If you, like many other binge TV show watchers, are tired of recent Netflix shenanigans with cutting down access through VPNs, and the main reason you invested in a VPN was to watch Netflix anyway, you may want to read about Trickbyte.
It is really a simple to configure system, not requiring much technical knowledge, and also quite affordable: for little over 2 USD per month, if you pay for two years in advance, it gets things done. Of course, it is better to test for yourself before you buy and luckily, Trickbyte offers a generous 14-day free trial (no credit card info is required to sign up for that). One thing to note: in the trial, the service will work perfectly fine from your computer, but it will not be possible to set it up for a router or Smart TV device (more on that later).
Trickbyte is, essentially, a simpler (and, admittedly, less protected) solution: it serves as a Smart DNS solution, and focuses on making streaming available in spite of blocks.

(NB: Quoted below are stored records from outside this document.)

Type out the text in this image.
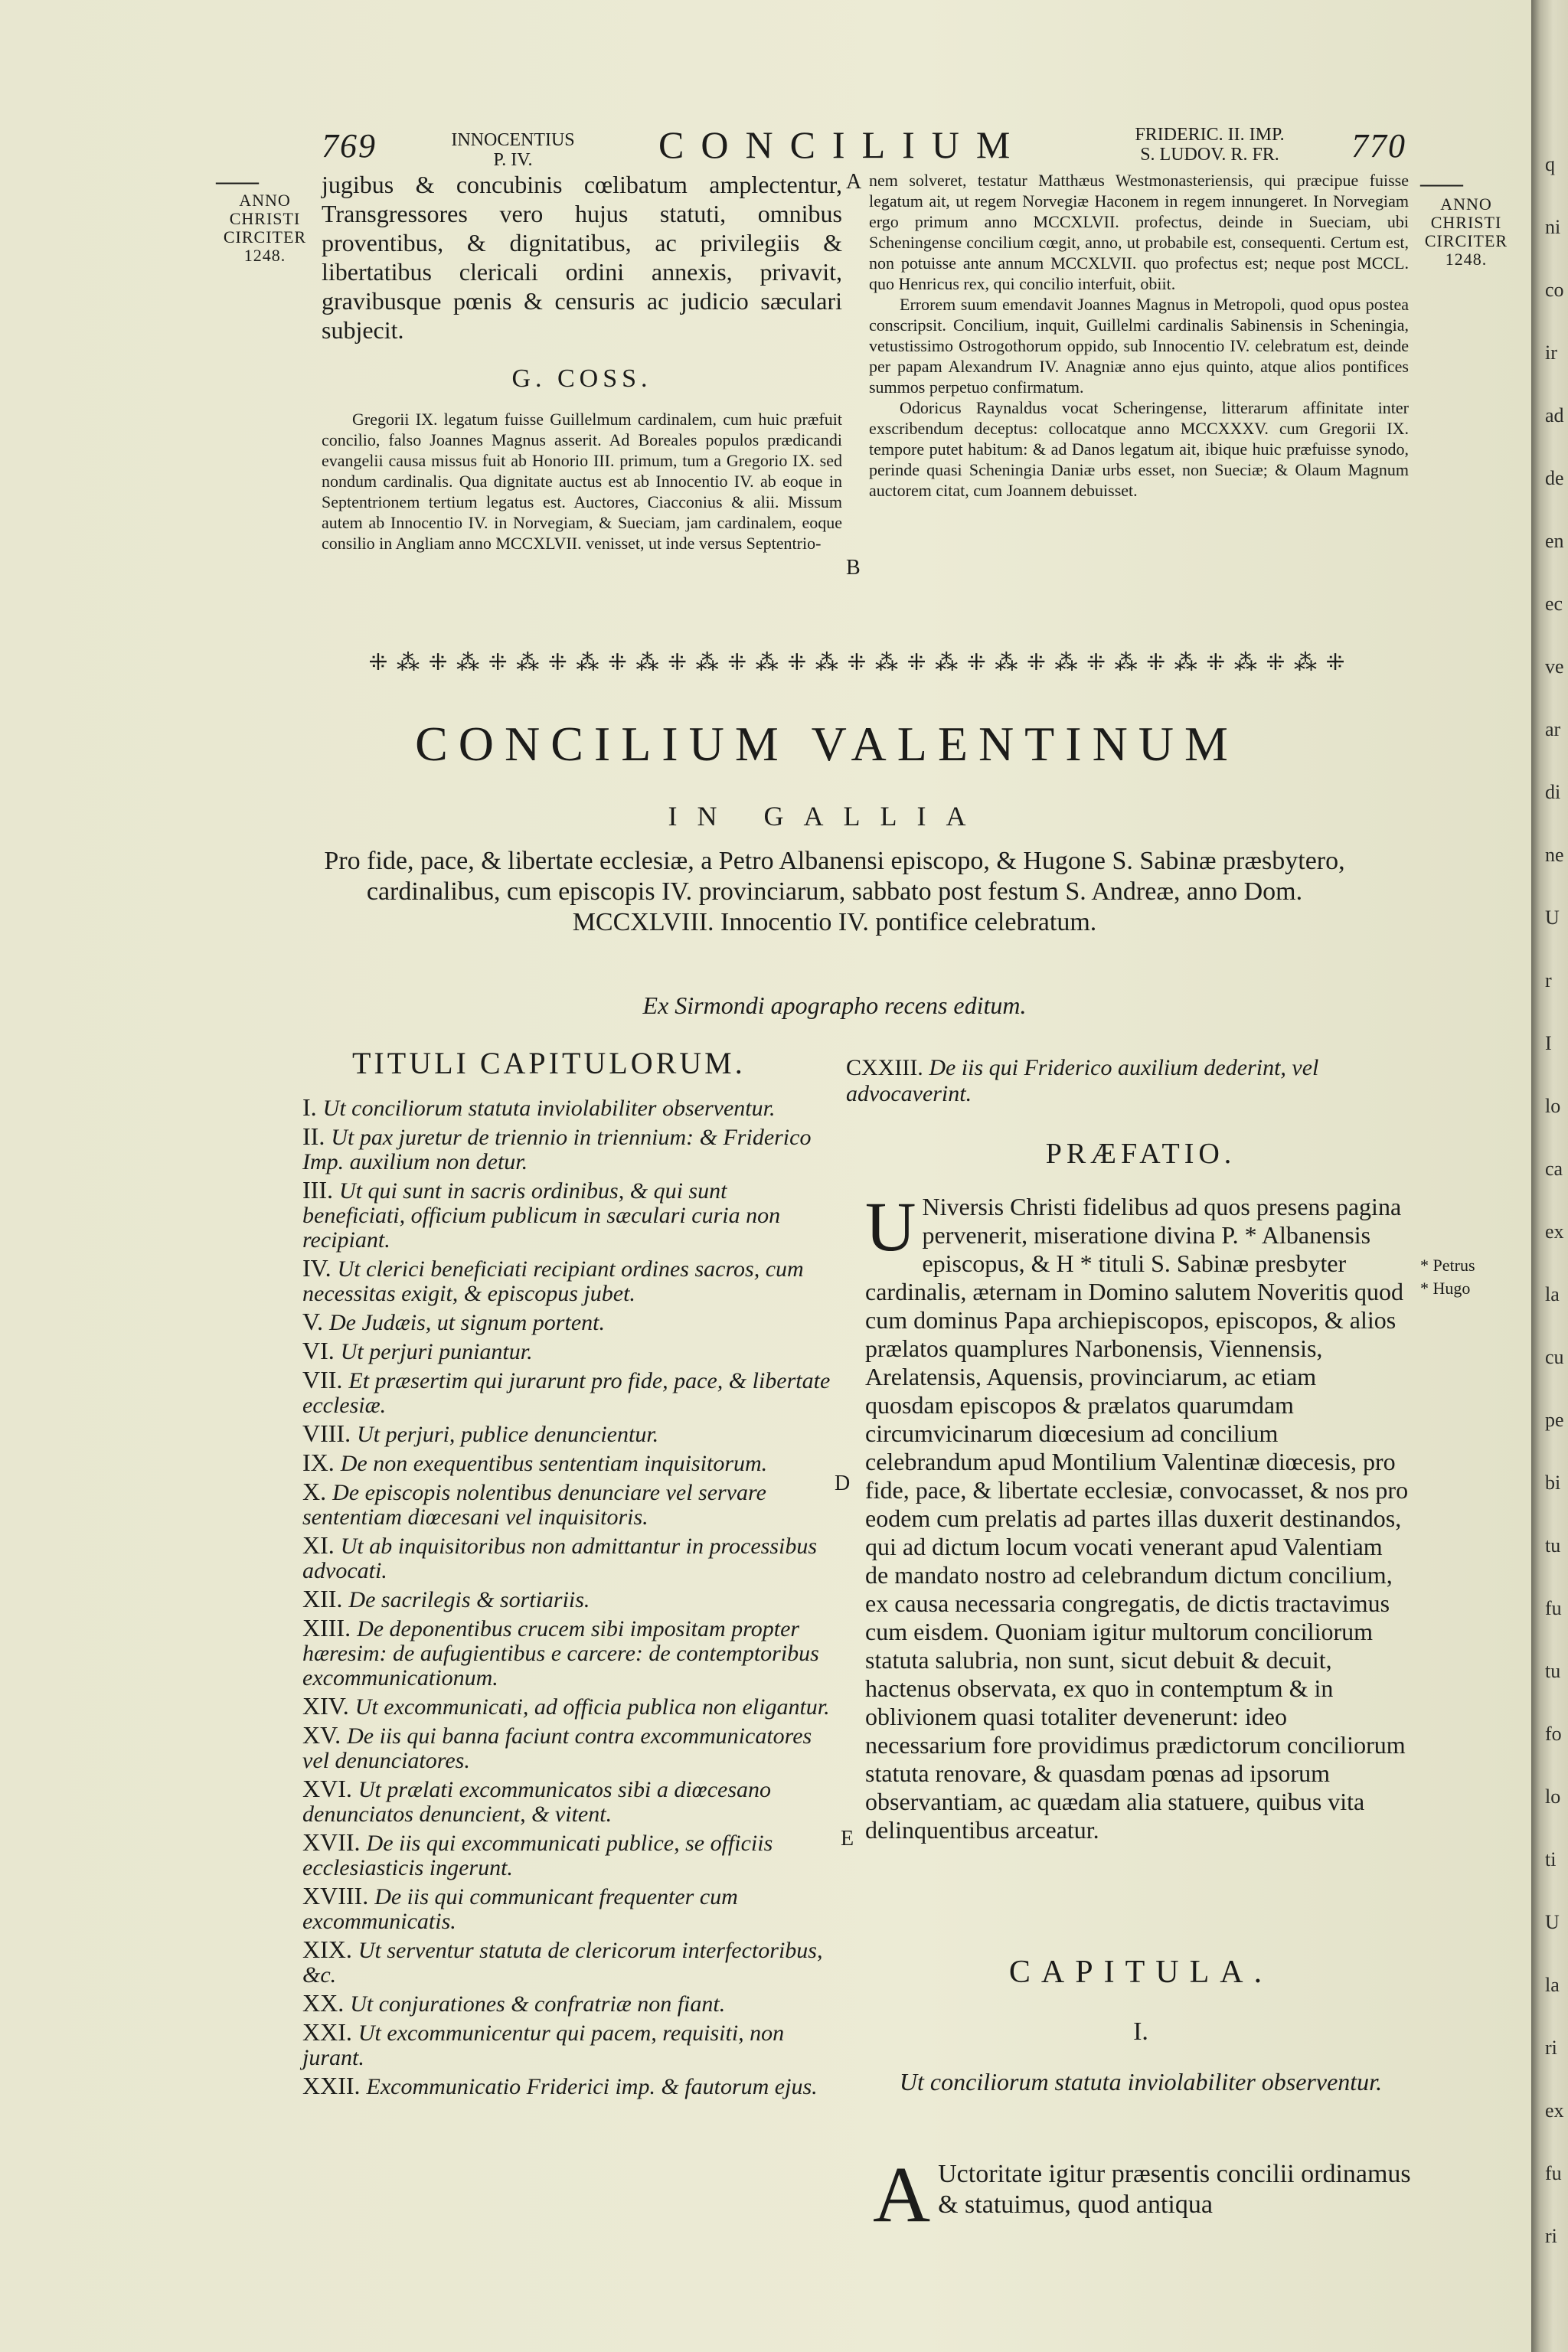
769	INNOCENTIUS
P. IV.	CONCILIUM	FRIDERIC. II. IMP.
S. LUDOV. R. FR.	770
——
ANNO
CHRISTI
CIRCITER
1248.
——
ANNO
CHRISTI
CIRCITER
1248.
A
B
D
E

jugibus & concubinis cœlibatum amplectentur, Transgressores vero hujus statuti, omnibus proventibus, & dignitatibus, ac privilegiis & libertatibus clericali ordini annexis, privavit, gravibusque pœnis & censuris ac judicio sæculari subjecit.

G. COSS.

Gregorii IX. legatum fuisse Guillelmum cardinalem, cum huic præfuit concilio, falso Joannes Magnus asserit. Ad Boreales populos prædicandi evangelii causa missus fuit ab Honorio III. primum, tum a Gregorio IX. sed nondum cardinalis. Qua dignitate auctus est ab Innocentio IV. ab eoque in Septentrionem tertium legatus est. Auctores, Ciacconius & alii. Missum autem ab Innocentio IV. in Norvegiam, & Sueciam, jam cardinalem, eoque consilio in Angliam anno MCCXLVII. venisset, ut inde versus Septentrio-

nem solveret, testatur Matthæus Westmonasteriensis, qui præcipue fuisse legatum ait, ut regem Norvegiæ Haconem in regem innungeret. In Norvegiam ergo primum anno MCCXLVII. profectus, deinde in Sueciam, ubi Scheningense concilium cœgit, anno, ut probabile est, consequenti. Certum est, non potuisse ante annum MCCXLVII. quo profectus est; neque post MCCL. quo Henricus rex, qui concilio interfuit, obiit.

Errorem suum emendavit Joannes Magnus in Metropoli, quod opus postea conscripsit. Concilium, inquit, Guillelmi cardinalis Sabinensis in Scheningia, vetustissimo Ostrogothorum oppido, sub Innocentio IV. celebratum est, deinde per papam Alexandrum IV. Anagniæ anno ejus quinto, atque alios pontifices summos perpetuo confirmatum.

Odoricus Raynaldus vocat Scheringense, litterarum affinitate inter exscribendum deceptus: collocatque anno MCCXXXV. cum Gregorii IX. tempore putet habitum: & ad Danos legatum ait, ibique huic præfuisse synodo, perinde quasi Scheningia Daniæ urbs esset, non Sueciæ; & Olaum Magnum auctorem citat, cum Joannem debuisset.

⁜ ⁂ ⁜ ⁂ ⁜ ⁂ ⁜ ⁂ ⁜ ⁂ ⁜ ⁂ ⁜ ⁂ ⁜ ⁂ ⁜ ⁂ ⁜ ⁂ ⁜ ⁂ ⁜ ⁂ ⁜ ⁂ ⁜ ⁂ ⁜ ⁂ ⁜ ⁂ ⁜
CONCILIUM VALENTINUM
IN GALLIA
Pro fide, pace, & libertate ecclesiæ, a Petro Albanensi episcopo, & Hugone S. Sabinæ præsbytero, cardinalibus, cum episcopis IV. provinciarum, sabbato post festum S. Andreæ, anno Dom. MCCXLVIII. Innocentio IV. pontifice celebratum.
Ex Sirmondi apographo recens editum.
TITULI CAPITULORUM.
I. Ut conciliorum statuta inviolabiliter observentur.
II. Ut pax juretur de triennio in triennium: & Friderico Imp. auxilium non detur.
III. Ut qui sunt in sacris ordinibus, & qui sunt beneficiati, officium publicum in sæculari curia non recipiant.
IV. Ut clerici beneficiati recipiant ordines sacros, cum necessitas exigit, & episcopus jubet.
V. De Judæis, ut signum portent.
VI. Ut perjuri puniantur.
VII. Et præsertim qui jurarunt pro fide, pace, & libertate ecclesiæ.
VIII. Ut perjuri, publice denuncientur.
IX. De non exequentibus sententiam inquisitorum.
X. De episcopis nolentibus denunciare vel servare sententiam diœcesani vel inquisitoris.
XI. Ut ab inquisitoribus non admittantur in processibus advocati.
XII. De sacrilegis & sortiariis.
XIII. De deponentibus crucem sibi impositam propter hæresim: de aufugientibus e carcere: de contemptoribus excommunicationum.
XIV. Ut excommunicati, ad officia publica non eligantur.
XV. De iis qui banna faciunt contra excommunicatores vel denunciatores.
XVI. Ut prælati excommunicatos sibi a diœcesano denunciatos denuncient, & vitent.
XVII. De iis qui excommunicati publice, se officiis ecclesiasticis ingerunt.
XVIII. De iis qui communicant frequenter cum excommunicatis.
XIX. Ut serventur statuta de clericorum interfectoribus, &c.
XX. Ut conjurationes & confratriæ non fiant.
XXI. Ut excommunicentur qui pacem, requisiti, non jurant.
XXII. Excommunicatio Friderici imp. & fautorum ejus.
CXXIII. De iis qui Friderico auxilium dederint, vel advocaverint.
PRÆFATIO.
U Niversis Christi fidelibus ad quos presens pagina pervenerit, miseratione divina P. * Albanensis episcopus, & H * tituli S. Sabinæ presbyter cardinalis, æternam in Domino salutem Noveritis quod cum dominus Papa archiepiscopos, episcopos, & alios prælatos quamplures Narbonensis, Viennensis, Arelatensis, Aquensis, provinciarum, ac etiam quosdam episcopos & prælatos quarumdam circumvicinarum diœcesium ad concilium celebrandum apud Montilium Valentinæ diœcesis, pro fide, pace, & libertate ecclesiæ, convocasset, & nos pro eodem cum prelatis ad partes illas duxerit destinandos, qui ad dictum locum vocati venerant apud Valentiam de mandato nostro ad celebrandum dictum concilium, ex causa necessaria congregatis, de dictis tractavimus cum eisdem. Quoniam igitur multorum conciliorum statuta salubria, non sunt, sicut debuit & decuit, hactenus observata, ex quo in contemptum & in oblivionem quasi totaliter devenerunt: ideo necessarium fore providimus prædictorum conciliorum statuta renovare, & quasdam pœnas ad ipsorum observantiam, ac quædam alia statuere, quibus vita delinquentibus arceatur.
* Petrus
* Hugo
CAPITULA.
I.
Ut conciliorum statuta inviolabiliter observentur.
A Uctoritate igitur præsentis concilii ordinamus & statuimus, quod antiqua
q
ni
co
ir
ad
de
en
ec
ve
ar
di
ne
U
r
I
lo
ca
ex
la
cu
pe
bi
tu
fu
tu
fo
lo
ti
U
la
ri
ex
fu
ri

You can use it to stream content from the following countries: USA, UK, Australia, Brazil, Canada, Denmark, France, Germany, India, Japan, Mena¸ Mexico, Netherlands, New Zealand, Spain, Sweden, Switzerland
The whole array of streaming services is supported and includes: Netflix, Hulu, BBC Player, iTV, ABC, Amazon Video, AMC, CNBC, Disney, Fox, HBO Now, NBC, National Geographic, Showtime, Spotify, Syfy, UFC, Vudu, Youtube, Comedy Central, and many others. The full list of supported channels can be found here.
Obviously, for many of these you will need to have a paid subscription, and Trickbyte only solves the problem of these services blocking access from regions other than the one you are physically located in.
Other possible uses include e.g. checking the inventory or online shopping for apparel at stores such as Abercrombie (they prefer to block access to their online store for non-US located clients, as the prices in Europe are way higher).
A number of devices is supported: Your Standard Browser (Chrome, Opera, Firefox, Edge…), iPhone/iPad, Android, Playstation 3-4, Xbox 360-One, Wii-Wii U. Apple TV, Roku. WD TV, Samsung Smart TV/BD, LG TV/BD, Panasonic TV/BD, Sony TV/BD, Amazon Fire TV, Amazon Kindle Fire.
Now, to fully harness the convenience of Trickbyte subscription I set it up on a router. I bought an Asus router that has VPN options included (not a must for that, but useful, costs about 50-70 USD). On the router, I disabled the 2GHz network and only left the 5GHz network, with a different name (SSID) than my home wifi. As a result, I have a separate wifi network allowing me to browse as if I was in the US, and it does not interfere with my base network. Already neat, but I have taken it just a step further: I’ve connected my Smart TV (Samsung) directly to the router, which means that my TV streaming is fully kosher US now.
The described solution may just as well work for a VPN service, and I’ve even checked it briefly with NordVPN, but as it turns out their servers only operate with OpenVPN standard, and not PPTP or L2TP, and sadly my router is limited only to these two older ones.
Now, the next step I’m taking is buying an ultra-portable, pocket router that I’m also going to use for travel to secure my connections, and I’ll also set it up with Trickbyte and possibly a VPN. It is worth mentioning that Trickbyte itself also offers a VPN service, that can be used for security (rather than just region nuisance bypassing).